At the workplace and the home, a reputation is something that differs significantly, depending on where your reputation is being discussed.

At home, my reputation is far worse than my workplace, although in many areas they are identical.

In the time that I worked at the educational nonprofit organization, I was first perceived to be a tech guy, one with a relatively high-efficiency mindset but perhaps a less-than-ideal arsenal of social skills. As time went on and my actual work performance came to light as I became more comfortable, that attitude changed. Now, the problem, or rather the credit of the workplace is, as I have said before, that it is very ambient towards people who prefer to work with an easygoing, hardworking mindset. Be that as it may, most of the workers there are very dedicated, and love work more than most other aspects of their life (helping kids, why not?) This rather made it easy for everyone to see me in my comfort zone, a situation that was aptly described by my supervisor's boss, more of a mother figure to the entire organization: "Saadman's a little kid on the inside."
Now, that single sentence may come with a plethora of negative connotations, but that's where the negativities ended. Other than the quirks of being perceived as a man-child and being disliked by my supervisor for being as such, I held a good reputation as someone who wanted to work, and wanted to be given more work to do.

However, it was a slightly different scenario with my family. At home, I was considered very irresponsible and crass about many things. Problem is, there never was much of an opportunity for me to experience any strenuous situation, given the protectiveness of my parents and how I was pampered as the only son of my father's side for 13 years. When my little brother was born, the expectation of being mature and a role model fell upon my shoulders out of the blue. This mismatch of expectations (at least, that was the case in my opinion) with my actual mental faculties made it a worst-case scenario when it came to fulfilling what was given to me.

I understand how the two present a dichotomy of how my reputation can vary, but that is how I perceive my own reputation to be. There can be no fixed truth to your reputation other than some aspects of it, such as your productivity as a person, or your creativity, or your tardiness, among other things.
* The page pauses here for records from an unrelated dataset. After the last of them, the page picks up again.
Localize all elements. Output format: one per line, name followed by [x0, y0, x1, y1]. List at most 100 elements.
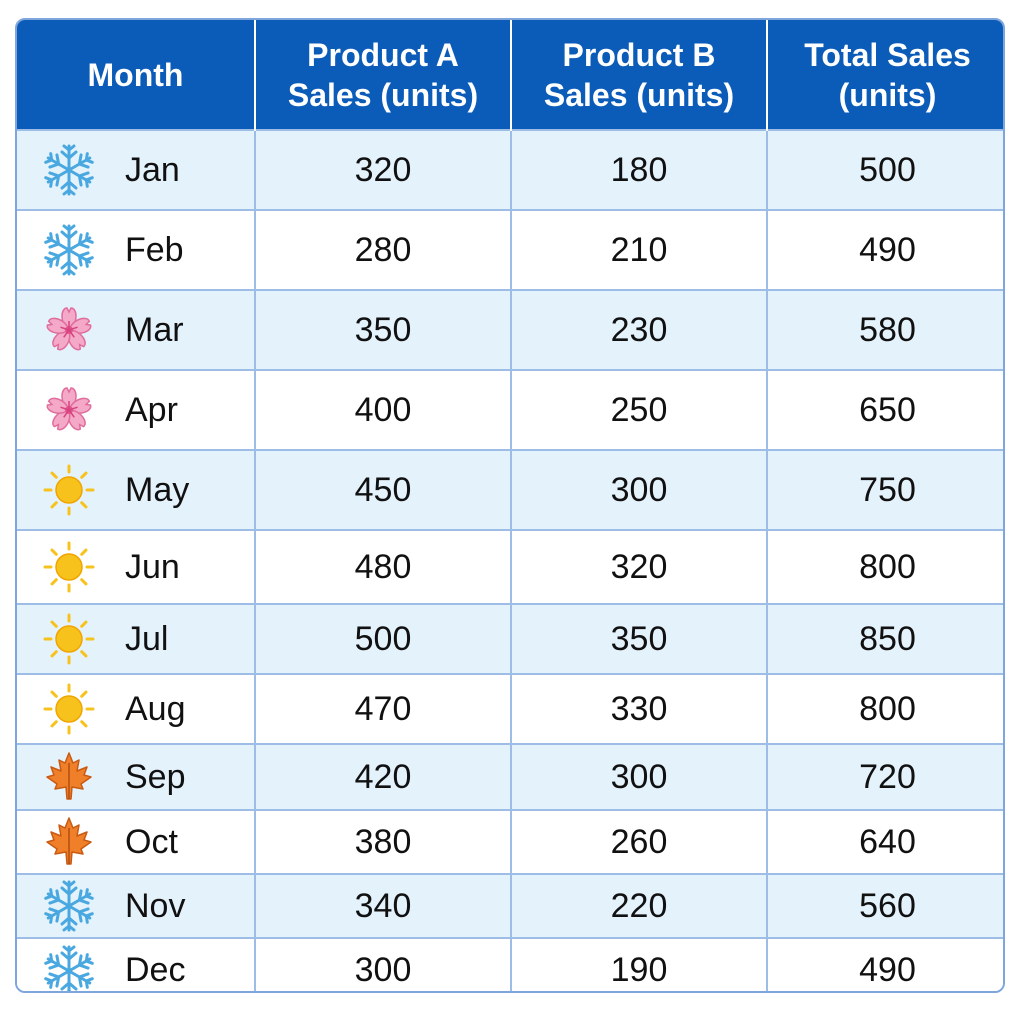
- monthly-sales-table: Month Product A Sales (units) Product B Sale…: [17, 20, 1003, 991]
- product-a-sales-cell: 500: [255, 603, 512, 674]
- table-row: Sep 420 300 720: [17, 743, 1003, 810]
- month-label: Apr: [125, 390, 178, 429]
- month-label: Oct: [125, 822, 178, 861]
- total-sales-cell: 640: [767, 809, 1003, 874]
- product-b-sales-cell: 350: [511, 603, 768, 674]
- month-cell: Jul: [17, 603, 256, 674]
- table-row: Aug 470 330 800: [17, 673, 1003, 744]
- product-b-sales-cell: 220: [511, 873, 768, 938]
- table-body: Jan 320 180 500 Feb 280 210 490 Mar 350 230 580 Apr 4…: [17, 129, 1003, 991]
- header-product-a-line: Sales (units): [287, 76, 479, 113]
- table-row: Feb 280 210 490: [17, 209, 1003, 290]
- total-sales-cell: 800: [767, 673, 1003, 744]
- total-sales-cell: 490: [767, 209, 1003, 290]
- month-cell: Oct: [17, 809, 256, 874]
- month-cell-content: Jun: [17, 531, 254, 603]
- snowflake-icon: [44, 224, 94, 276]
- month-cell-content: Feb: [17, 211, 254, 289]
- product-b-sales-cell: 300: [511, 743, 768, 810]
- table-row: Nov 340 220 560: [17, 873, 1003, 938]
- month-label: Nov: [125, 886, 186, 925]
- month-cell-content: Oct: [17, 811, 254, 873]
- month-cell: Jan: [17, 129, 256, 210]
- month-cell-content: Sep: [17, 745, 254, 809]
- month-cell: Mar: [17, 289, 256, 370]
- month-label: May: [125, 470, 190, 509]
- total-sales-cell: 720: [767, 743, 1003, 810]
- table-row: May 450 300 750: [17, 449, 1003, 530]
- product-a-sales-cell: 340: [255, 873, 512, 938]
- header-product-b-line: Product B: [562, 36, 716, 73]
- snowflake-icon: [44, 880, 94, 932]
- product-b-sales-cell: 250: [511, 369, 768, 450]
- product-b-sales-cell: 300: [511, 449, 768, 530]
- product-a-sales-cell: 300: [255, 937, 512, 991]
- month-cell-content: May: [17, 451, 254, 529]
- table-row: Jan 320 180 500: [17, 129, 1003, 210]
- product-a-sales-cell: 480: [255, 529, 512, 604]
- month-cell-content: Nov: [17, 875, 254, 937]
- table-row: Mar 350 230 580: [17, 289, 1003, 370]
- product-b-sales-cell: 230: [511, 289, 768, 370]
- snowflake-icon: [44, 945, 94, 991]
- month-cell: Nov: [17, 873, 256, 938]
- table-header: Month Product A Sales (units) Product B Sale…: [17, 20, 1003, 130]
- product-b-sales-cell: 330: [511, 673, 768, 744]
- month-cell: Feb: [17, 209, 256, 290]
- month-label: Jan: [125, 150, 180, 189]
- month-label: Feb: [125, 230, 184, 269]
- month-cell: Apr: [17, 369, 256, 450]
- header-product-a-line: Product A: [307, 36, 459, 73]
- month-label: Jul: [125, 619, 169, 658]
- sun-icon: [43, 683, 95, 735]
- month-label: Aug: [125, 689, 186, 728]
- month-cell-content: Apr: [17, 371, 254, 449]
- snowflake-icon: [44, 144, 94, 196]
- total-sales-cell: 750: [767, 449, 1003, 530]
- table-row: Jul 500 350 850: [17, 603, 1003, 674]
- sun-icon: [43, 464, 95, 516]
- sales-table-container: Month Product A Sales (units) Product B Sale…: [15, 18, 1005, 993]
- cherry-blossom-icon: [46, 307, 92, 351]
- month-cell-content: Mar: [17, 291, 254, 369]
- table-row: Oct 380 260 640: [17, 809, 1003, 874]
- month-cell-content: Jul: [17, 605, 254, 673]
- header-month-line: Month: [87, 56, 184, 93]
- month-cell: May: [17, 449, 256, 530]
- month-label: Mar: [125, 310, 184, 349]
- total-sales-cell: 490: [767, 937, 1003, 991]
- product-a-sales-cell: 450: [255, 449, 512, 530]
- month-cell-content: Aug: [17, 675, 254, 743]
- header-month: Month: [17, 20, 256, 130]
- month-cell-content: Jan: [17, 131, 254, 209]
- total-sales-cell: 800: [767, 529, 1003, 604]
- product-a-sales-cell: 350: [255, 289, 512, 370]
- total-sales-cell: 500: [767, 129, 1003, 210]
- product-a-sales-cell: 420: [255, 743, 512, 810]
- header-product-a: Product A Sales (units): [255, 20, 512, 130]
- month-cell-content: Dec: [17, 939, 254, 991]
- product-a-sales-cell: 400: [255, 369, 512, 450]
- header-total-sales-line: Total Sales: [804, 36, 971, 73]
- product-a-sales-cell: 380: [255, 809, 512, 874]
- header-row: Month Product A Sales (units) Product B Sale…: [17, 20, 1003, 130]
- product-a-sales-cell: 280: [255, 209, 512, 290]
- month-cell: Sep: [17, 743, 256, 810]
- product-b-sales-cell: 320: [511, 529, 768, 604]
- table-row: Jun 480 320 800: [17, 529, 1003, 604]
- month-cell: Dec: [17, 937, 256, 991]
- month-label: Sep: [125, 757, 186, 796]
- table-row: Dec 300 190 490: [17, 937, 1003, 991]
- maple-leaf-icon: [46, 817, 92, 865]
- total-sales-cell: 850: [767, 603, 1003, 674]
- product-a-sales-cell: 470: [255, 673, 512, 744]
- month-cell: Jun: [17, 529, 256, 604]
- month-label: Jun: [125, 547, 180, 586]
- sun-icon: [43, 541, 95, 593]
- maple-leaf-icon: [46, 752, 92, 800]
- product-b-sales-cell: 210: [511, 209, 768, 290]
- total-sales-cell: 650: [767, 369, 1003, 450]
- sun-icon: [43, 613, 95, 665]
- table-row: Apr 400 250 650: [17, 369, 1003, 450]
- cherry-blossom-icon: [46, 387, 92, 431]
While I left work thinking I may have been responsible for a lot of damage to the project I was tasked with, I was given a glowing report by my previously-thought-to-be annoyed supervisor to the "mother" figure, meaning the founder of the organization, who promised me that my work had convinced her to welcome me with open arms should I ever want to join the organization. In contrast to that, my reputation to my family has not changed much, and I face the repercussions of that on a daily basis.

In conclusion, a person's reputation varies in accordance to the context of the environment she/he is present in. Reputation may vary across family, work, friends, and now even social media. Possibly, only your family really knows how you actually are.


  1. It's interesting to think that reputation depends on context. You talked about work at the non-profit and in the family. Is it different at school? Have you established a reputation in that setting?

    1. It's difficult to ascertain your reputation at school i.e. University unless you have a solid "foundation", as I would like to call it.
      My own situation/time at the U of I has been the absolute most tumultuous time of my life, and it's possible I'm more of a statistic than a person in terms of reputation. That may be going to the extreme, but again, that's just my own opinion.